How to make my saddle darker?
Ok so I've had this saddle for awhile now, and I had it ordered brand new when I got it.
The one I tried out from the store was a nice havana brown color and looked like this (sorry hard to see if with ME on it but you can kind of see the color under my leg!):
Now, the one I ordered brand new ended up looking far more reddish brown than the one I tried out:
When I first got it someone suggested I use leather dye, which I tried (can't remember the name right now but it was in a white bottle that kinda looked like a mini laundry detergent bottle).
I've used it several times, but it only seemed to succeed in making the stirrup leather marks look more obvious :lol:
I've also conditioned it multiple times with Black Rock leather conditioner but hasn't really done much to the color of it. So anyone have any clue how to get it to the deep Havana brown I like so much? :wink:
Oh and someone mentioned using Neets Feet oil once which I tried and it was horrible, won't use it again. It actually just put this waxy residue on the saddle and made my once soft and pliable girth straps stiff and hard!
Black Rock is touted as a conditioner to use NOT to darken leather so that was not going to help.
Unless you prepared the saddle for the dye, it didn't do much good either. What I've used to color bridles and other leather products is made by Kelly and I got it at a shoe repair store.
You can also try Hydrophane darkening oil but that takes time. I'm afraid that you will most likely never get it to the point that you are expecting it to be without dying it.
I've never heard of Neatsfoot oil making leather hard, but warmed up Neatsfoot will help.
Don't know what type of leather your saddle is made from, but Neatsfoot shouldn't have made it hard. I used it on my Stubben, and that saddle is back to almost new condition.
However, if you have a synthetic saddle Neatsfoot WILL ruin it because you're never supposed to use any oils on a synthetic.
I have used Neatsfeet oil on my leather for over 25 years. It can make your tack a shade darker. Unlike some of the cool new stuff, however, you need to be a little more careful using it. Your tack can be wet or dry--unlike when you use mink oil on your boots, bc then the leather MUST be dry, lest you seal in moisture, too. Usually I soak my tack when I oil with neatsfoot, then I give it a few days to dry. Once your leather has soaked all it will take, the rest will just sit there--some people don't like that. Others insist that Neatsfoot oil used often will rot out your stitching. I'm not sure about that, but your should be aware of it.

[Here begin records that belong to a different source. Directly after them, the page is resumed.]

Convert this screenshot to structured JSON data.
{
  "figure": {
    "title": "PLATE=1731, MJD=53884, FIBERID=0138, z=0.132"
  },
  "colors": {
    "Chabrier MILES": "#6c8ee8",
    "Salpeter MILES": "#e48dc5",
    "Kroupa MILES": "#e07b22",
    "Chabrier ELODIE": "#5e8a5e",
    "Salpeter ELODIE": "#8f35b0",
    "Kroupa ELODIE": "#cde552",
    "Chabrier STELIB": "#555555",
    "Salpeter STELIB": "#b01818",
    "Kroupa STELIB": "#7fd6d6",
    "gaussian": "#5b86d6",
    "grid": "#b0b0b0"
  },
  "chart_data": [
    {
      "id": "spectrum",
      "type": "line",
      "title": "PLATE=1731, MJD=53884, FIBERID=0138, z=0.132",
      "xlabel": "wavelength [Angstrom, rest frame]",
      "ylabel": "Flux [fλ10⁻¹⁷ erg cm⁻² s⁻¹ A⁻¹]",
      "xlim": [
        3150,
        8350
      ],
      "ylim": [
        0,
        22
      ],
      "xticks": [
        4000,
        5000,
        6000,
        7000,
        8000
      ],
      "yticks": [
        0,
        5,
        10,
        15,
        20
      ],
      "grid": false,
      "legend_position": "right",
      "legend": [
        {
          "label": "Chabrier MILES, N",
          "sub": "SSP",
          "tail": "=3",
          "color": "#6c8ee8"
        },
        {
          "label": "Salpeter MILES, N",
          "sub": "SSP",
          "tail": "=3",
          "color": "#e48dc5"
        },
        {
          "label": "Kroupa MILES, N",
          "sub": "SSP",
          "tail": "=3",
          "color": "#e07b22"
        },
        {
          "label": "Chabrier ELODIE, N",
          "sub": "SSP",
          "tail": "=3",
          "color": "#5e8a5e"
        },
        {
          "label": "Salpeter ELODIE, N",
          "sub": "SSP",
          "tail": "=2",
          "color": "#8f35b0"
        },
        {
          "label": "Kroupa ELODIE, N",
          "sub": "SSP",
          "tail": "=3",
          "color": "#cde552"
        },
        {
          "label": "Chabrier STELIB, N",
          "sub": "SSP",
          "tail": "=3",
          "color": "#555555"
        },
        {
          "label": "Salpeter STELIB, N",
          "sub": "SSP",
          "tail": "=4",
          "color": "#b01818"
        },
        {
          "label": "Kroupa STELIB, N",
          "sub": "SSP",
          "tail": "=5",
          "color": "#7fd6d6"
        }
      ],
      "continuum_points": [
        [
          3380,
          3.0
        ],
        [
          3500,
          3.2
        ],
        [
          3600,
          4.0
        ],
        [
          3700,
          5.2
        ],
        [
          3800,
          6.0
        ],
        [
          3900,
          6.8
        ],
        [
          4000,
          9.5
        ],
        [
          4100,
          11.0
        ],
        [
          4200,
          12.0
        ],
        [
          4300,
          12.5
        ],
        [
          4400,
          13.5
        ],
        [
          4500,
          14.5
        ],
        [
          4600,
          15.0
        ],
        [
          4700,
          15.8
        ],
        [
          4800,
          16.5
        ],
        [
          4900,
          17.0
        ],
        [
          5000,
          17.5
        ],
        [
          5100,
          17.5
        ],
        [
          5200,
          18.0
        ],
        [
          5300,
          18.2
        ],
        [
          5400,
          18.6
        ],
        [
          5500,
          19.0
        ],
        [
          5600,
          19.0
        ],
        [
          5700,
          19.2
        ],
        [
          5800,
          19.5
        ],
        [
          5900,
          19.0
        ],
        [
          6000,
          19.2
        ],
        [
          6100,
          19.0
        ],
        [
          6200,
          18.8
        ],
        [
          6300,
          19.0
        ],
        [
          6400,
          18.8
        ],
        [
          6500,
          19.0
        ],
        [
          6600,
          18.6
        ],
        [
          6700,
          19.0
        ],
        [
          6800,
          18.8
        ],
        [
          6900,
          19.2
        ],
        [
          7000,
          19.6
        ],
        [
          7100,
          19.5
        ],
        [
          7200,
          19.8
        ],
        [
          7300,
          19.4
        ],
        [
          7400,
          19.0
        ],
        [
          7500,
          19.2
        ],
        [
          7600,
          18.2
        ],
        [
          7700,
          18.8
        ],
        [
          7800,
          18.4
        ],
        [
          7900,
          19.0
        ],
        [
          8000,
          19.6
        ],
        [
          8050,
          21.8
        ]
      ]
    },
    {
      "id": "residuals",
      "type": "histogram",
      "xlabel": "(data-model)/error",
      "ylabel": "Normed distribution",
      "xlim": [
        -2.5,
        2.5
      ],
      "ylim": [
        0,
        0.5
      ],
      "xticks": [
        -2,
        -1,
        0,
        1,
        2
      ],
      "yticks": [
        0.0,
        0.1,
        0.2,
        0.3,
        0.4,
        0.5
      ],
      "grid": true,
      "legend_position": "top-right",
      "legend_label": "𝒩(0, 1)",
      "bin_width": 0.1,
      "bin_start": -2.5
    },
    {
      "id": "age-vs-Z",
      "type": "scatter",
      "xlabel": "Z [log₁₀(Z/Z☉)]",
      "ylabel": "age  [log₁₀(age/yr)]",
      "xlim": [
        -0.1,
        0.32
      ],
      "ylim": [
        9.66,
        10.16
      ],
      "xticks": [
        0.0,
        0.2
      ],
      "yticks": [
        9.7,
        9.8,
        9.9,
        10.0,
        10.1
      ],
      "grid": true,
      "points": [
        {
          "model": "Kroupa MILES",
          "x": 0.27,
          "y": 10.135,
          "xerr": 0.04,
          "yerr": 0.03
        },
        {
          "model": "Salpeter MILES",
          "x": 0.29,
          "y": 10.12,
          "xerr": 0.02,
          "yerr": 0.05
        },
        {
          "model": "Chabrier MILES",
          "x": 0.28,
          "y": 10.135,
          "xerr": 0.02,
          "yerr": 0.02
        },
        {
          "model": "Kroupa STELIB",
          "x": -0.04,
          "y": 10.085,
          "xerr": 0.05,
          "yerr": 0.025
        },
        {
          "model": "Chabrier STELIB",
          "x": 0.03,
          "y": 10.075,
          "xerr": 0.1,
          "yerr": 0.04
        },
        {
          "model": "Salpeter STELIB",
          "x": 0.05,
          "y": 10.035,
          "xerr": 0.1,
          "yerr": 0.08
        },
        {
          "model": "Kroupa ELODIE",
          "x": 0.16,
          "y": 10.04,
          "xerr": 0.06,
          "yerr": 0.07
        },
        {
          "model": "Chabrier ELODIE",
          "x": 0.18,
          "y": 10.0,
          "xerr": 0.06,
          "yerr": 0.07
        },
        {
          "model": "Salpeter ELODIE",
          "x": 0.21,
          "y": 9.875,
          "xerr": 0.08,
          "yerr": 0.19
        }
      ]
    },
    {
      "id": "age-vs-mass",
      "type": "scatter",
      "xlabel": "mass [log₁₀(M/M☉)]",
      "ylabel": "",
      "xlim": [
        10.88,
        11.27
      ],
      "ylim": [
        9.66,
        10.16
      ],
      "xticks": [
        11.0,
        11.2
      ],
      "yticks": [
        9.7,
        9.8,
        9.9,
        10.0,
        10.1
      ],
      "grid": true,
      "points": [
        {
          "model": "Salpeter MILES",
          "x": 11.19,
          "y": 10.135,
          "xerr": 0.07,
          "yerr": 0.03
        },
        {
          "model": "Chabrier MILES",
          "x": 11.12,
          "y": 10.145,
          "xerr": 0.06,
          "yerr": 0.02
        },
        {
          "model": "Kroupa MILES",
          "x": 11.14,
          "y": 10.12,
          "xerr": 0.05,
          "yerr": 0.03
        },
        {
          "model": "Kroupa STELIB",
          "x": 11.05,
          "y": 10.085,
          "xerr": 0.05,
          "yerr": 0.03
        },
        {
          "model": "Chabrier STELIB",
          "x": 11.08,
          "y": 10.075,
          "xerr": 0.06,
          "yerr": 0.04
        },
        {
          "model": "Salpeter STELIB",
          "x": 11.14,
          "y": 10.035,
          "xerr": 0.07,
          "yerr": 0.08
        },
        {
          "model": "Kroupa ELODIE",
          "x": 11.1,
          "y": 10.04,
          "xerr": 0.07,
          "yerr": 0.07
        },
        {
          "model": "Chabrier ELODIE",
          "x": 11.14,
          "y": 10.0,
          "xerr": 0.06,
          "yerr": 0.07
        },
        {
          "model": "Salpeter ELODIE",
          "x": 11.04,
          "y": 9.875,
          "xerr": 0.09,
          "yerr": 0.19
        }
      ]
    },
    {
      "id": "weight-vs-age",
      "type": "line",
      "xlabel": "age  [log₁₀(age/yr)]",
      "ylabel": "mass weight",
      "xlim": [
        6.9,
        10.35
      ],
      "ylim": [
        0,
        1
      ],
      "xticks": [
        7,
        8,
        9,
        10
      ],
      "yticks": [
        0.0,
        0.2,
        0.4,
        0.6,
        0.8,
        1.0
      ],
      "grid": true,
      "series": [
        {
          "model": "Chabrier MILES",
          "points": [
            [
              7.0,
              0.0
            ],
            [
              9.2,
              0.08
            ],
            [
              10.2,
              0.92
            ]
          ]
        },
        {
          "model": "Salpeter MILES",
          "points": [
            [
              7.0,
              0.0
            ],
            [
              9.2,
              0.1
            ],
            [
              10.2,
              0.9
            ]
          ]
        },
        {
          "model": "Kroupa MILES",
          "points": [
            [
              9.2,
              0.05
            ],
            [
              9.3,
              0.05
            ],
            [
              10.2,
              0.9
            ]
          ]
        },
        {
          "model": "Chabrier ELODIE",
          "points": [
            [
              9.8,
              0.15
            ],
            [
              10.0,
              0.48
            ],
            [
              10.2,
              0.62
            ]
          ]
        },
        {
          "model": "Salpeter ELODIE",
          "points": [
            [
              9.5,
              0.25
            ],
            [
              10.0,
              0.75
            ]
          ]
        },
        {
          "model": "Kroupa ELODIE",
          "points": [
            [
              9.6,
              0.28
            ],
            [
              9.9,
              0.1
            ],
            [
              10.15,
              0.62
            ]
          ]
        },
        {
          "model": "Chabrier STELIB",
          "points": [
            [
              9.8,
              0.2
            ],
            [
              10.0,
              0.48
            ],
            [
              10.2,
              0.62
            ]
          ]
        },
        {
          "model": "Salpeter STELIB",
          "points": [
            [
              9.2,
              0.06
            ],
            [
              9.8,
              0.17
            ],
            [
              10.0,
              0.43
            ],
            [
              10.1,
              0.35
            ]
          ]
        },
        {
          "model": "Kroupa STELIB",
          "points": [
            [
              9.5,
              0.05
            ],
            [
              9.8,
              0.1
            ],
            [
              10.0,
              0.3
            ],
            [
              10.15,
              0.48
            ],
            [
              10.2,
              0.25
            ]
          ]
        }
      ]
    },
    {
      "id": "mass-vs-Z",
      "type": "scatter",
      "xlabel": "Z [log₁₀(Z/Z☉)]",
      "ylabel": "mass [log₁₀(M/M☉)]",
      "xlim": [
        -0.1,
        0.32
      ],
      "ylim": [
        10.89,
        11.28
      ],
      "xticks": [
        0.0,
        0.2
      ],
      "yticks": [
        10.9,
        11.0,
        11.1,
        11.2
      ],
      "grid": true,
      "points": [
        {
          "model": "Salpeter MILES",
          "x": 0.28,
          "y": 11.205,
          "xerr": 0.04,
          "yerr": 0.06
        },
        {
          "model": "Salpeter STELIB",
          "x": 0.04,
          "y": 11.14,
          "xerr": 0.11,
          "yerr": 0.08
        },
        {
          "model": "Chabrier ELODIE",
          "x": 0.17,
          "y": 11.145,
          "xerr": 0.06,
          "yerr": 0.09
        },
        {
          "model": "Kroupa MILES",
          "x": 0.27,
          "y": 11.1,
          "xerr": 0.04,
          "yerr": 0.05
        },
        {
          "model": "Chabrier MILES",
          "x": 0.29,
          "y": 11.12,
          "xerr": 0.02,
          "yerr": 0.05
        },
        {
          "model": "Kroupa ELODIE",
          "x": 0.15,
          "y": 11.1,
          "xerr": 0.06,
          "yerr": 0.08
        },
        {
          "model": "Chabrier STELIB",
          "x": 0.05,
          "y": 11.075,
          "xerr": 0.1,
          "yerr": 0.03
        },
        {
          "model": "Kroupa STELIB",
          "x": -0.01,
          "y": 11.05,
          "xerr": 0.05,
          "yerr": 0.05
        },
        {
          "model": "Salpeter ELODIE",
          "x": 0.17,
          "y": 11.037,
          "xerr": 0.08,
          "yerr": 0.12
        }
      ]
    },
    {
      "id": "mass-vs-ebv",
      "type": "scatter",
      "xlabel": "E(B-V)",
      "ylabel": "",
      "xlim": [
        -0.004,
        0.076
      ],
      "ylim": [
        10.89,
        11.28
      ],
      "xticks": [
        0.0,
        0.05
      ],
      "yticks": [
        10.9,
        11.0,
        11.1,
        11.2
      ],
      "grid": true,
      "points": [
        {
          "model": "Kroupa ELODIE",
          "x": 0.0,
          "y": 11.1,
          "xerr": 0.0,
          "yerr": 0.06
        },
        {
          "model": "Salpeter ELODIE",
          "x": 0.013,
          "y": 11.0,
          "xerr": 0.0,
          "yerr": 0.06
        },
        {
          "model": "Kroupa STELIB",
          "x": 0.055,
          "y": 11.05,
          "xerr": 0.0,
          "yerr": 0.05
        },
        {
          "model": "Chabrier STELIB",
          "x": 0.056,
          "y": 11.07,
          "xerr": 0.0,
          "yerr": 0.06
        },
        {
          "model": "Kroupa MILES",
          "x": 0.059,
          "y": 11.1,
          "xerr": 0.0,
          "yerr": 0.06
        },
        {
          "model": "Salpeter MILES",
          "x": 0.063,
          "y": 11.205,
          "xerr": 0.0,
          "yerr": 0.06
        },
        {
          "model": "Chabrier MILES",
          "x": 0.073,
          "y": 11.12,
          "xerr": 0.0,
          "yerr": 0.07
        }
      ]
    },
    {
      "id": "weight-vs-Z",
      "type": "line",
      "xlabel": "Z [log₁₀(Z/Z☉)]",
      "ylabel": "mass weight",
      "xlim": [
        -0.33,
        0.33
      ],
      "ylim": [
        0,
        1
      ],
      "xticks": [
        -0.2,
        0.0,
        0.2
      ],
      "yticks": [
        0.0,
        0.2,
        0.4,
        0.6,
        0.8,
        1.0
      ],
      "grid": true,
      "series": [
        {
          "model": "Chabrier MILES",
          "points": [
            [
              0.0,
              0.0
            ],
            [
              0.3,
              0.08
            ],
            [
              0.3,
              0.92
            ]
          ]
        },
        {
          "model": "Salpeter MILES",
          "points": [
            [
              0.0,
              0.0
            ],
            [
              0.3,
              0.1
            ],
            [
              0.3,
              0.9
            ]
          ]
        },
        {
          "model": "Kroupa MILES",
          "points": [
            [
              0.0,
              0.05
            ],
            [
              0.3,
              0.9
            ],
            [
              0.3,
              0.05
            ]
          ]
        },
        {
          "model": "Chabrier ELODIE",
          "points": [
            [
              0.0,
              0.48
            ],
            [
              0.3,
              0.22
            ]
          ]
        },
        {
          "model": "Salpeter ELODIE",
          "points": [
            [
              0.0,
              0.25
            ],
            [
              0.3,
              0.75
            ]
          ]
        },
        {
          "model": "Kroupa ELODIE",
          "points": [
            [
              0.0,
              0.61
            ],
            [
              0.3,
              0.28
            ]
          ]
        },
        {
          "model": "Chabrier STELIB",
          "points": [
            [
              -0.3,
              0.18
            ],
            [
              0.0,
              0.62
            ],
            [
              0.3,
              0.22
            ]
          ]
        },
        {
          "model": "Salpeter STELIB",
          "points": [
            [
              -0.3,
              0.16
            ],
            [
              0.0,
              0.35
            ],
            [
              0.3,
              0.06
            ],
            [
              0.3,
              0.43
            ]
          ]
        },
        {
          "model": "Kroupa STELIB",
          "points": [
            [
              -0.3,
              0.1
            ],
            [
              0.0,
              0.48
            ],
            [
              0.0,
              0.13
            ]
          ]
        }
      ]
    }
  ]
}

However, IMHO, it's good to keep some around. I like using it on older tack that's been ignored for awhile. It's fun to watch the leather soaking it up like a sponge.
If I'm not mistaken, it's the Neatsfoot compound that is a problem. About rotting stitches, that had to do with a lot of over oiling and when saddles were made with cotton thread rather then the nylon thread they've been using for over 30 years now which can't rot. It's just one of those things that everyone remembers but is no longer relevant.
The saddle is real leather, not synthetic (it's the Collegiate Convertible Senior Event saddle). I have no clue why the Neatsfoot did that to it, but it was no good :-( Maybe I used too much and the rest just sat on top and formed a hard sticky layer and that's why? Who knows, either way I LOVE black rock but doesn't do anything for darkening, just conditioning (which reminds me I need to condition my bridles they're getting kinda dried out uggghhh)...
iride you mentioned "preparing the saddle for dyeing"...what do you do to prepare it? I didn't do anything other than clean it with Leather New foam cleanser beforehand.
I don't know what to tell you HITS, as I've never had a problem with Neatsfoot on any leather saddle. Maybe your saddle has a waxy coating on it that's making it unable to absorb the oil? Some new saddles come 'sealed', so that may be what's happening with yours and why it won't soak up the oil.
You need to get the oils out it or the dye isn't going to take. When I do a headstall or reins, I go over them with alcohol several time to clean up any conditioner or oil that is on the leather. After it dries, I'll use the dye and it seems to take up the color quite readily. I may have to give it two coats to get the depth of color I want, then I'll let it sit over night and condition it the next day.